The bill expands and standardizes local counter‑UAS authority, training, coordination, and funding to improve public safety and modernization, but it increases surveillance and civil‑liberties risks, legal complexity, operational costs, and potential hazards to aviation and communications.
State, local, Tribal, and territorial (SLTT) law‑enforcement and correctional agencies gain clear, standardized authority and certification pathways to detect and mitigate dangerous or unauthorized drones, improving local public‑safety response.
Local and state public‑safety programs receive expanded federal grant and reimbursement flexibility to buy drones, approved counter‑UAS technology, and modernize equipment without new local budgets, lowering barriers to adoption.
Standardized training, authorized equipment lists, and coordination with FAA/FCC/NTIA reduce the risk of unsafe or unlawful drone interceptions and help preserve aviation and spectrum safety around critical sites.
Residents and communities face increased surveillance and privacy intrusions as police deploy more drones, which could chill public activity and raise civil‑liberties concerns.
Use of jamming, electromagnetic, or other disruptive counter‑UAS measures can interfere with lawful communications and aviation systems near incidents, creating safety risks for air travelers, transportation workers, and nearby residents.
Expanded seizure/forfeiture powers and harsher mandatory sentencing enhancements for UAV offenses risk due‑process problems and disproportionately severe penalties for lower‑level offenders, increasing incarceration costs.
Based on analysis of 7 sections of legislative text.
Creates certified SLTT counter‑UAS authority, limits technologies to an approved list, authorizes grants for UAS/counter‑UAS, raises penalties for misuse, and sets regulatory and reporting rules with 2031 sunsets.

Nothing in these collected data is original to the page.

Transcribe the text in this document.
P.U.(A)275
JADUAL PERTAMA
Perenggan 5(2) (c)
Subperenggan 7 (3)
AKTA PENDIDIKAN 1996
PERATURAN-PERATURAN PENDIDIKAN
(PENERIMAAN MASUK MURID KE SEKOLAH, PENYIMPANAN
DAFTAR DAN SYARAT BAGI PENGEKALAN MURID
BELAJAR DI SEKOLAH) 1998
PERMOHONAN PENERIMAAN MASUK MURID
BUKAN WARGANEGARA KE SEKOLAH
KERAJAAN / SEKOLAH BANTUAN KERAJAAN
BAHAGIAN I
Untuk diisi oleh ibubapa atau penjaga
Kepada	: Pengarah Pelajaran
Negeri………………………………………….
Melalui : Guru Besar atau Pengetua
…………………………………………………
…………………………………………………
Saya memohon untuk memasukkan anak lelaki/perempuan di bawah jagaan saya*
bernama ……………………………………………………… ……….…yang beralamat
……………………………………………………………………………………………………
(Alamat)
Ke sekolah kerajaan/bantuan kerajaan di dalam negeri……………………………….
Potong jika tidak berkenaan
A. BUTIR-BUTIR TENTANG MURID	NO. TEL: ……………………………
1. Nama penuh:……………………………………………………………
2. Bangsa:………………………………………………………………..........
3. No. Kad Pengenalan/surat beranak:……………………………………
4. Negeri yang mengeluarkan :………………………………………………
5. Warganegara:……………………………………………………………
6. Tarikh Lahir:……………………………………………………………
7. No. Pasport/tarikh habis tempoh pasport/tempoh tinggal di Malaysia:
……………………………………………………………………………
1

Introduced December 15, 2025 by Gary C. Peters · Last progress December 15, 2025
Expands federal counter‑drone authority and allows qualified state, local, tribal, and territorial (SLTT) law enforcement and correctional agencies to carry out specified counter‑UAS actions after completing DOJ‑approved training and certification. Creates an interagency authorized technology list, authorizes grant funds to buy and operate UAS and approved counter‑UAS systems, raises criminal and sentencing penalties for misuse of unmanned aircraft, and sets reporting, audit, and safety coordination requirements. The bill requires agencies to issue regulations and training standards within 180 days, imposes civil penalties for unauthorized counter‑UAS actions, and sets sunset dates for the new authorities in 2031.